Good idea about addressing framing, she has seen me work with frames but that’s just one of the things where I’d just toss her the frame pieces and expect her to figure it out because everyone knows how its done. I’m maybe not so good at this teaching thing.
And thank you again for suggesting a forum move, I wasn’t sure when I posted and tossed tails when I should have gotten heads, LOL!
Yeah, though not so much when I do it, but I strive to improve! I’m a fanatical devotee of Mary Corbet’s needlenthread.com embroidery blog, and although most of her stuff is surface embroidery she does have several posts exploring aspects of canvaswork/needlepoint, if you want something for your student to check out. Her stitch tutorials are especially excellent, I think.
The hard part about teaching something you’re good at is that you’ve forgotten what it’s like to suck at it. So, total noob here:
Taught myself, and what helped immensely was to start with a plastic canvas with large-ish holes (see, I don’t even know the terms yet).

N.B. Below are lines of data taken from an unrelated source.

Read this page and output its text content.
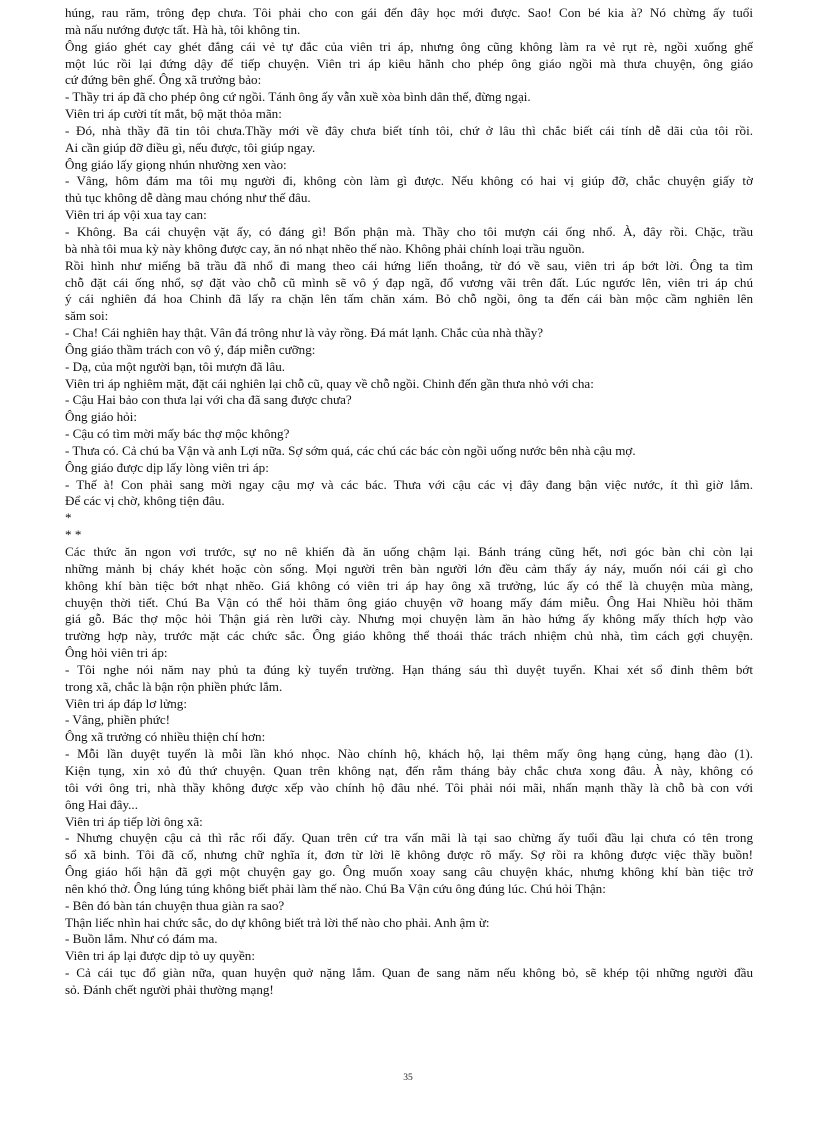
húng, rau răm, trông đẹp chưa. Tôi phải cho con gái đến đây học mới được. Sao! Con bé kia à? Nó chừng ấy tuổi
mà nấu nướng được tất. Hà hà, tôi không tin.
Ông giáo ghét cay ghét đắng cái vẻ tự đắc của viên tri áp, nhưng ông cũng không làm ra vẻ rụt rè, ngồi xuống ghế
một lúc rồi lại đứng dậy để tiếp chuyện. Viên tri áp kiêu hãnh cho phép ông giáo ngồi mà thưa chuyện, ông giáo
cứ đứng bên ghế. Ông xã trưởng bảo:
- Thầy tri áp đã cho phép ông cứ ngồi. Tánh ông ấy vẫn xuề xòa bình dân thế, đừng ngại.
Viên tri áp cười tít mắt, bộ mặt thỏa mãn:
- Đó, nhà thầy đã tin tôi chưa.Thầy mới về đây chưa biết tính tôi, chứ ở lâu thì chắc biết cái tính dễ dãi của tôi rồi.
Ai cần giúp đỡ điều gì, nếu được, tôi giúp ngay.
Ông giáo lấy giọng nhún nhường xen vào:
- Vâng, hôm đám ma tôi mụ người đi, không còn làm gì được. Nếu không có hai vị giúp đỡ, chắc chuyện giấy tờ
thủ tục không dễ dàng mau chóng như thế đâu.
Viên tri áp vội xua tay can:
- Không. Ba cái chuyện vặt ấy, có đáng gì! Bổn phận mà. Thầy cho tôi mượn cái ống nhổ. À, đây rồi. Chặc, trầu
bà nhà tôi mua kỳ này không được cay, ăn nó nhạt nhẽo thế nào. Không phải chính loại trầu nguồn.
Rồi hình như miếng bã trầu đã nhổ đi mang theo cái hứng liến thoắng, từ đó về sau, viên tri áp bớt lời. Ông ta tìm
chỗ đặt cái ống nhổ, sợ đặt vào chỗ cũ mình sẽ vô ý đạp ngã, đổ vương vãi trên đất. Lúc ngước lên, viên tri áp chú
ý cái nghiên đá hoa Chinh đã lấy ra chặn lên tấm chăn xám. Bỏ chỗ ngồi, ông ta đến cái bàn mộc cầm nghiên lên
săm soi:
- Cha! Cái nghiên hay thật. Vân đá trông như là vảy rồng. Đá mát lạnh. Chắc của nhà thầy?
Ông giáo thầm trách con vô ý, đáp miễn cưỡng:
- Dạ, của một người bạn, tôi mượn đã lâu.
Viên tri áp nghiêm mặt, đặt cái nghiên lại chỗ cũ, quay về chỗ ngồi. Chinh đến gần thưa nhỏ với cha:
- Cậu Hai bảo con thưa lại với cha đã sang được chưa?
Ông giáo hỏi:
- Cậu có tìm mời mấy bác thợ mộc không?
- Thưa có. Cả chú ba Vận và anh Lợi nữa. Sợ sớm quá, các chú các bác còn ngồi uống nước bên nhà cậu mợ.
Ông giáo được dịp lấy lòng viên tri áp:
- Thế à! Con phải sang mời ngay cậu mợ và các bác. Thưa với cậu các vị đây đang bận việc nước, ít thì giờ lắm.
Để các vị chờ, không tiện đâu.
*
* *
Các thức ăn ngon vơi trước, sự no nê khiến đà ăn uống chậm lại. Bánh tráng cũng hết, nơi góc bàn chỉ còn lại
những mảnh bị cháy khét hoặc còn sống. Mọi người trên bàn người lớn đều cảm thấy áy náy, muốn nói cái gì cho
không khí bàn tiệc bớt nhạt nhẽo. Giá không có viên tri áp hay ông xã trưởng, lúc ấy có thể là chuyện mùa màng,
chuyện thời tiết. Chú Ba Vận có thể hỏi thăm ông giáo chuyện vỡ hoang mấy đám miễu. Ông Hai Nhiều hỏi thăm
giá gỗ. Bác thợ mộc hỏi Thận giá rèn lưỡi cày. Nhưng mọi chuyện làm ăn hào hứng ấy không mấy thích hợp vào
trường hợp này, trước mặt các chức sắc. Ông giáo không thể thoái thác trách nhiệm chủ nhà, tìm cách gợi chuyện.
Ông hỏi viên tri áp:
- Tôi nghe nói năm nay phủ ta đúng kỳ tuyển trường. Hạn tháng sáu thì duyệt tuyển. Khai xét sổ đinh thêm bớt
trong xã, chắc là bận rộn phiền phức lắm.
Viên tri áp đáp lơ lửng:
- Vâng, phiền phức!
Ông xã trưởng có nhiều thiện chí hơn:
- Mỗi lần duyệt tuyển là mỗi lần khó nhọc. Nào chính hộ, khách hộ, lại thêm mấy ông hạng củng, hạng đào (1).
Kiện tụng, xin xỏ đủ thứ chuyện. Quan trên không nạt, đến rằm tháng bảy chắc chưa xong đâu. À này, không có
tôi với ông tri, nhà thầy không được xếp vào chính hộ đâu nhé. Tôi phải nói mãi, nhấn mạnh thầy là chỗ bà con với
ông Hai đây...
Viên tri áp tiếp lời ông xã:
- Nhưng chuyện cậu cả thì rắc rối đấy. Quan trên cứ tra vấn mãi là tại sao chừng ấy tuổi đầu lại chưa có tên trong
sổ xã binh. Tôi đã cố, nhưng chữ nghĩa ít, đơn từ lời lẽ không được rõ mấy. Sợ rồi ra không được việc thầy buồn!
Ông giáo hối hận đã gợi một chuyện gay go. Ông muốn xoay sang câu chuyện khác, nhưng không khí bàn tiệc trở
nên khó thở. Ông lúng túng không biết phải làm thế nào. Chú Ba Vận cứu ông đúng lúc. Chú hỏi Thận:
- Bên đó bàn tán chuyện thua giàn ra sao?
Thận liếc nhìn hai chức sắc, do dự không biết trả lời thế nào cho phải. Anh ậm ừ:
- Buồn lắm. Như có đám ma.
Viên tri áp lại được dịp tỏ uy quyền:
- Cả cái tục đổ giàn nữa, quan huyện quở nặng lắm. Quan đe sang năm nếu không bỏ, sẽ khép tội những người đầu
sỏ. Đánh chết người phải thường mạng!
35
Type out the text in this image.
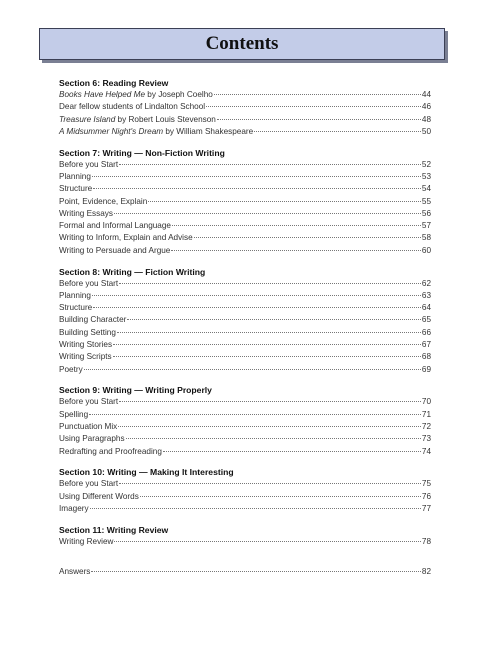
Contents
Section 6: Reading Review
Books Have Helped Me by Joseph Coelho	44
Dear fellow students of Lindalton School	46
Treasure Island by Robert Louis Stevenson	48
A Midsummer Night's Dream by William Shakespeare	50
Section 7: Writing — Non-Fiction Writing
Before you Start	52
Planning	53
Structure	54
Point, Evidence, Explain	55
Writing Essays	56
Formal and Informal Language	57
Writing to Inform, Explain and Advise	58
Writing to Persuade and Argue	60
Section 8: Writing — Fiction Writing
Before you Start	62
Planning	63
Structure	64
Building Character	65
Building Setting	66
Writing Stories	67
Writing Scripts	68
Poetry	69
Section 9: Writing — Writing Properly
Before you Start	70
Spelling	71
Punctuation Mix	72
Using Paragraphs	73
Redrafting and Proofreading	74
Section 10: Writing — Making It Interesting
Before you Start	75
Using Different Words	76
Imagery	77
Section 11: Writing Review
Writing Review	78
Answers	82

I figured "Hey, this is just like pixels! So before 8-Bit characters were a thing (70s/80s), I was drawing them on graph paper (like favorite comic book characters), then diving in with assorted colors of yarn… like, “Hey, what would a pink and purple Batman look like?”
The nice thing about the plastic is I didn’t have to worry about tension (or neatness, really), and got instant gratification.
While I would never discourage anyone from trying any sort of stitching, I’m not going to advise a noob to do a couple of simple needlepoint kits and then jump right into more complicated stuff like surface work or crewel. It would be kinda mean to set some up for failure like that. IMO.
@digs really has the right of it when they posted "The hard part about teaching something you’re good at is that you’ve forgotten what it’s like to suck at it. "
There is so much YES in this statement as far as I am concerned. I want to start her out with instant gratification while she is practicing, then let her go and fall off her own horses.
I recently revisited needlepoint after 40+ years. I was never proficient (and still not). It was a simple eyeglasses pouch kit that I got online, labelled “for beginners”. It looked ok from the front, but the back was a lumpy, tangled mess. I was never “taught” needlepoint, other than the basic stitch. One thing that stumped me way back when and still does is, when the hole is divided between two colors, which color thread do you use? (Sorry, I don’t know how else to phrase it). You’d think I could tell by the context of the image but it never seems quite right.
Also, as you mentioned, ending a thread. How do you not end up with a bunch of danglers on the back?
“I’m not going to advise a noob to do a couple of simple needlepoint kits and then jump right into more complicated stuff like surface work or crewel.”
Who on earth are you talking to? I don’t see where anyone here suggested anything like that. I certainly didn’t.